Albert Chan · 01-16-2024, 01:00 AM

(01-15-2024 12:33 PM)Werner Wrote: timing:
order   42S     DM42
5        0:18     0.05s
7        1:31     0.22s
9        7:10     1.03s
12  1:06:15     9.39s

The timing of order 12 for the 42S is but an estimate, fitting a logarithmic curve through the three data points (x=time/n, y=n), yielding a .99999.. correlation, so should be pretty good.

XCas> Digits := 5
XCas> N := float([5,7,9])
XCas> T := float([18,91,430])
XCas> correlation(N, ln(T/N))                      → 0.99999
XCas> c := linear_regression(N, ln(T/N))      → (0.64641,-1.954)

ln(t/n) = c[0]*n + c[1]
t/n = exp(c[1]) * exp(c[0])^n

--> time (sec) ≈ 0.14170 * n * 1.9087^n
--> n=12 time ≈ 3976 sec = 1:06:16

Fit is excellent, but formula does not make sense.
We would expect time proportional to number of terms = 2^(n-1)
Each term, time to update v's and get its product, plus getting j and d.

Below does not produce as good correlation, but make more sense.

XCas> correlation(N, T/2^N)                      → 0.99917
XCas> c := linear_regression(N, T/2^N)      → (0.069336,0.21908)

t/2^n = c[0]*n + c[1] = c[0] * (n + c[1]/c[0])

--> time (sec) ≈ 0.069336 * (n + 3.1596) * 2^n
--> n=12 time ≈ 4305 sec = 1:11:45

Werner · 01-16-2024, 08:47 AM

(01-16-2024 01:00 AM)Albert Chan Wrote: Fit is excellent, but formula does not make sense.

With only 3 sample points, you can't expect miracles.
I won't burn through a set of batteries to see which estimate proves to be better, probably yours ;-)

Werner

Albert Chan · 01-16-2024, 12:24 PM

We can use DM42 timings, without n=12 numbers.
Then, we predict n=12 timing, compare against actual time (9.39 sec)

N := [5,7,9]
T := [.05, .22, 1.03]

Linear regression, N vs ln(T/N)
--> correlation = 0.99939
--> time (sec) = 0.00046355 * n * 1.8393^n
--> n=12 time ≈ 8.34 sec

Linear regression, N vs T/2^N
--> correlation = 0.98491
--> time (sec) = 0.00011230 * (n + 8.7101) * 2^n
--> n=12 time ≈ 9.53 sec

John Keith · 01-17-2024, 08:17 PM

(01-15-2024 12:33 PM)Werner Wrote: Thanks to:

Valentin Albillo's original post, and fantastic 3-line solution for the 71B

Albert Chan's different solution and

John Keith's improvement

This, then, is an implementation for the 42S of John Keith's improvement of an algorithm posted by Albert Chan solving a problem posted by Valentin Albillo.
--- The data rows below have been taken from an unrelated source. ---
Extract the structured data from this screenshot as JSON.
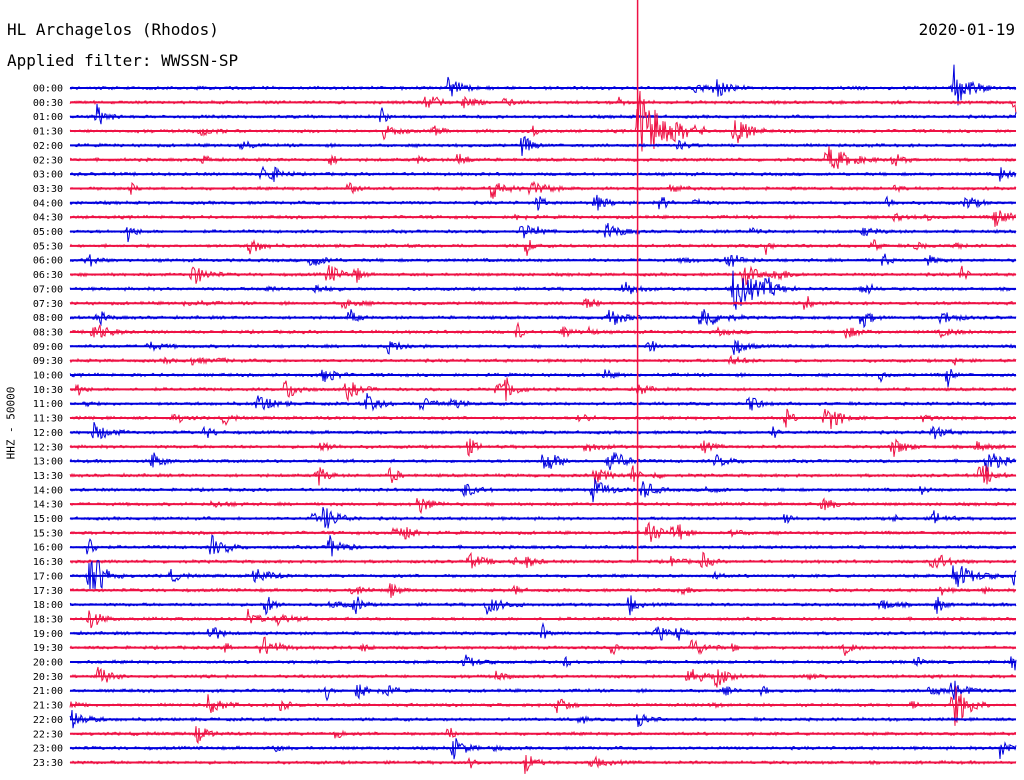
{
  "header": {
    "station": "HL Archagelos (Rhodos)",
    "date": "2020-01-19",
    "filter": "Applied filter: WWSSN-SP"
  },
  "channel_label": "HHZ - 50000",
  "chart_data": {
    "type": "line",
    "title": "HL Archagelos (Rhodos)",
    "ylabel": "HHZ - 50000",
    "row_interval_minutes": 30,
    "time_labels": [
      "00:00",
      "00:30",
      "01:00",
      "01:30",
      "02:00",
      "02:30",
      "03:00",
      "03:30",
      "04:00",
      "04:30",
      "05:00",
      "05:30",
      "06:00",
      "06:30",
      "07:00",
      "07:30",
      "08:00",
      "08:30",
      "09:00",
      "09:30",
      "10:00",
      "10:30",
      "11:00",
      "11:30",
      "12:00",
      "12:30",
      "13:00",
      "13:30",
      "14:00",
      "14:30",
      "15:00",
      "15:30",
      "16:00",
      "16:30",
      "17:00",
      "17:30",
      "18:00",
      "18:30",
      "19:00",
      "19:30",
      "20:00",
      "20:30",
      "21:00",
      "21:30",
      "22:00",
      "22:30",
      "23:00",
      "23:30"
    ],
    "series_colors": [
      "#0000dd",
      "#ee1144"
    ],
    "notable_events": [
      {
        "row": "00:00",
        "minute": 28,
        "amplitude": "large"
      },
      {
        "row": "01:30",
        "minute": 18,
        "amplitude": "very large"
      },
      {
        "row": "01:30",
        "minute": 21,
        "amplitude": "large"
      },
      {
        "row": "02:30",
        "minute": 24,
        "amplitude": "medium"
      },
      {
        "row": "07:00",
        "minute": 21,
        "amplitude": "large"
      },
      {
        "row": "08:00",
        "minute": 20,
        "amplitude": "medium"
      },
      {
        "row": "13:00",
        "minute": 15,
        "amplitude": "medium"
      },
      {
        "row": "15:00",
        "minute": 8,
        "amplitude": "medium"
      },
      {
        "row": "17:00",
        "minute": 28,
        "amplitude": "medium"
      },
      {
        "row": "21:30",
        "minute": 28,
        "amplitude": "large"
      }
    ]
  }
}
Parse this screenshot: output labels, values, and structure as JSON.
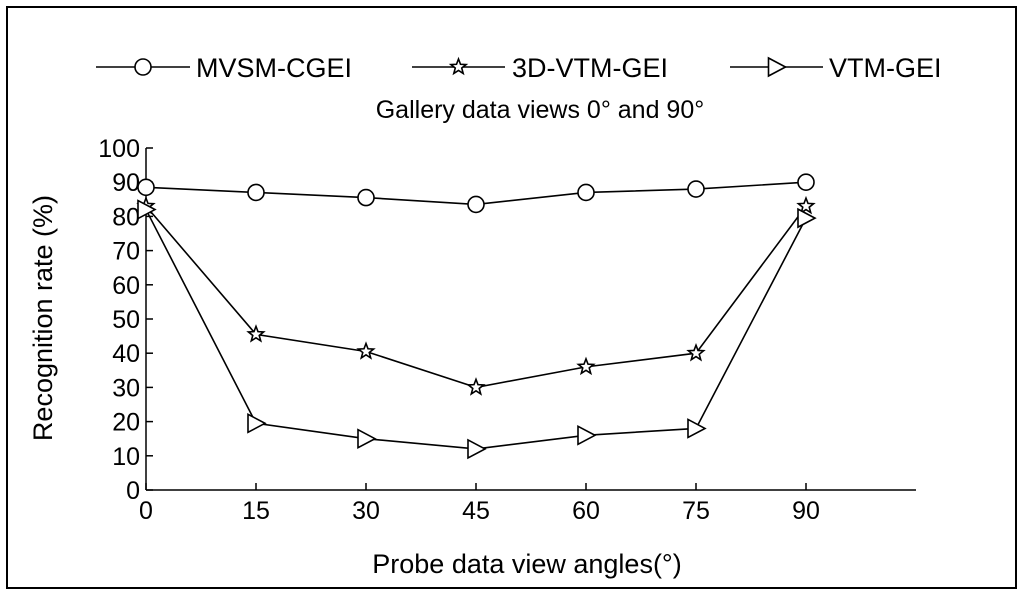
{
  "chart_data": {
    "type": "line",
    "title": "",
    "subtitle": "Gallery data views 0° and 90°",
    "xlabel": "Probe data view angles(°)",
    "ylabel": "Recognition rate (%)",
    "x": [
      0,
      15,
      30,
      45,
      60,
      75,
      90
    ],
    "xlim": [
      0,
      105
    ],
    "ylim": [
      0,
      100
    ],
    "xticks": [
      "0",
      "15",
      "30",
      "45",
      "60",
      "75",
      "90"
    ],
    "yticks": [
      "0",
      "10",
      "20",
      "30",
      "40",
      "50",
      "60",
      "70",
      "80",
      "90",
      "100"
    ],
    "grid": false,
    "legend_position": "top",
    "series": [
      {
        "name": "MVSM-CGEI",
        "marker": "circle",
        "values": [
          88.5,
          87,
          85.5,
          83.5,
          87,
          88,
          90
        ]
      },
      {
        "name": "3D-VTM-GEI",
        "marker": "star",
        "values": [
          83,
          45.5,
          40.5,
          30,
          36,
          40,
          83
        ]
      },
      {
        "name": "VTM-GEI",
        "marker": "triangle-right",
        "values": [
          82,
          19.5,
          15,
          12,
          16,
          18,
          79.5
        ]
      }
    ],
    "colors": {
      "line": "#000000",
      "background": "#ffffff"
    }
  }
}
... and based on a Python/Numpy program posted by GitHub user "lesshaste", who deserves credit as well.

Nice to see a version for Free42, I will try your optimization on my RPL program when i get the chance.

John Keith · 01-26-2024, 10:28 PM

(01-17-2024 08:17 PM)John Keith Wrote: ... I will try your optimization on my RPL program when i get the chance.

Well, I tried it but it made the program substantially larger and not much faster. RPL doesn't have anything like GTO IND ST X- the closest would be either a CASE statement or nested IF..THEN..ELSE structures. The method might work well on the 71B using ON..GOTO or ON..GOSUB though.